Un coup de pouce s'impose pour le personnel dans la distribution.

Défiscaliser les heures supplémentaires ou accorder une prime non taxée dans la distribution? L’idée intéresse les patrons des grandes enseignes mais crispe les syndicats.

Les métiers de la grande distribution sont des métiers nécessaires. Certes pas au même niveau critique que le personnel soignant qui, lui, est vital. Il n’empêche, si on ferme les magasins d’alimentation, c’est la panique.
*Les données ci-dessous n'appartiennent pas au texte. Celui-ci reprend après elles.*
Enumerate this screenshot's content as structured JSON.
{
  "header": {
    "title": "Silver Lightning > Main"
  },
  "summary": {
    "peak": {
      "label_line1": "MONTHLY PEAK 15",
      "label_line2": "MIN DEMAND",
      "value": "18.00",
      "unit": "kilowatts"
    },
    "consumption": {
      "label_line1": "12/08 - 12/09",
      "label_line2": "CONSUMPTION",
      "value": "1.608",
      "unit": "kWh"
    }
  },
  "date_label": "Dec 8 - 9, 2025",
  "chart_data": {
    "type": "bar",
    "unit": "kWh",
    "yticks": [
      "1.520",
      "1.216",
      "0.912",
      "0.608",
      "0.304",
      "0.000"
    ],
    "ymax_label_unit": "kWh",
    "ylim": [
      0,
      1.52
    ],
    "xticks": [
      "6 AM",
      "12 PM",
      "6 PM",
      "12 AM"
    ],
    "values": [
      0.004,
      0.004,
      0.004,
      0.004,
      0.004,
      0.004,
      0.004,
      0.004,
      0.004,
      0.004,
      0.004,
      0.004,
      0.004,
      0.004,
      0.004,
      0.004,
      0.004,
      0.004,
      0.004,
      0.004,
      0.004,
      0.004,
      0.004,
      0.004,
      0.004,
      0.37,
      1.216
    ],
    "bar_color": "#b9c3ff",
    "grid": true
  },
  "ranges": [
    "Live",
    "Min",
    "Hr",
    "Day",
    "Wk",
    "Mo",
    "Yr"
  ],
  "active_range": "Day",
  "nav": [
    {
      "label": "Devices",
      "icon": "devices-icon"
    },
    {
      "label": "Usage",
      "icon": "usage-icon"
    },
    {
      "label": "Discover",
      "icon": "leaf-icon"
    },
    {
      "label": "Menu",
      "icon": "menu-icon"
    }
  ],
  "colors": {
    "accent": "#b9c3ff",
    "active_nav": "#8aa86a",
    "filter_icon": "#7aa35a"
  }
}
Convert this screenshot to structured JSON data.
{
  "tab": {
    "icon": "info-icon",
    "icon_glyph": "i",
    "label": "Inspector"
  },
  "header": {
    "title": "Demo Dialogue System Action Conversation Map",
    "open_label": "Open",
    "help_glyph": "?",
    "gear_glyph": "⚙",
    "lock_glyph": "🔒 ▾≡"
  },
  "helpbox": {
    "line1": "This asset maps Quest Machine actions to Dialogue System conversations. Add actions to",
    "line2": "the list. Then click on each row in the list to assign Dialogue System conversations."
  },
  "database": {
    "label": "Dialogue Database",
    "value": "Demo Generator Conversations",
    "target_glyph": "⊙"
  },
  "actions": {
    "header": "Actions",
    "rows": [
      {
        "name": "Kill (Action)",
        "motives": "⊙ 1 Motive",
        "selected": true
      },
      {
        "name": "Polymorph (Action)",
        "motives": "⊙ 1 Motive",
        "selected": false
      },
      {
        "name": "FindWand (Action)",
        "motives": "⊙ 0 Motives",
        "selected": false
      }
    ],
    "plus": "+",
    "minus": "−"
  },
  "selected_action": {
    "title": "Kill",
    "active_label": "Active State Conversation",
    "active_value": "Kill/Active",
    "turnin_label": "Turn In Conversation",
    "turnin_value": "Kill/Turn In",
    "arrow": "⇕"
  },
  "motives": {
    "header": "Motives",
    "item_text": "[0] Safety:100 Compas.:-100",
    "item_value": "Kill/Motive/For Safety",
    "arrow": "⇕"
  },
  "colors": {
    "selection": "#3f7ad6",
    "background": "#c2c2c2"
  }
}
Un avant-goût nous a été proposé avec l’étrange ruée sur le papier toilette au début de la période de confinement.

Au gré des récentes restructurations, les travailleurs de la grande distribution ont trop souvent eu la désagréable impression de faire office de variable d’ajustement. Aujourd’hui, on se rend compte qu’on a besoin d’eux. Partant de là, la moindre des choses est de leur assurer une protection adéquate par rapport au risque auquel ils s’exposent tous les jours, du matin au soir.

Les métiers de la grande distribution sont des métiers nécessaires. Si on ferme les magasins d'alimentation, c'est la panique.

Mais il faut aussi regarder à plus long terme. Par exemple en planchant sur une revalorisation de ces métiers certes peu qualifiés, mais néanmoins indispensables pour remplir nos assiettes. Et qui, en plus, s’avèrent aujourd’hui être des métiers à risque.

Cela pourrait passer par un effort de la collectivité, par exemple en défiscalisant les heures supplémentaires ou en accordant des primes défiscalisées. L’effort pourrait aussi être porté par le secteur lui-même, sachant qu’il peut continuer à tourner et à prospérer alors que la plupart des autres secteurs ont été contraints de fermer boutique.

L’idée n’est évidemment pas d’assimiler la grande distribution à des "profiteurs de guerre" comme on a pu parfois l’entendre. Ce n’est ni élégant ni honnête. D’abord parce que le secteur n’est responsable ni de la crise sanitaire ni de la réaction irrationnelle de certains consommateurs. Par ailleurs, on sait très bien que l’augmentation actuelle du chiffre d’affaires sera suivie d’un tassement brutal. Il faudra en effet laisser un peu de temps pour que soient consommés les kilos de pâtes et les rouleaux de papier toilette accumulés dans les caves à provisions.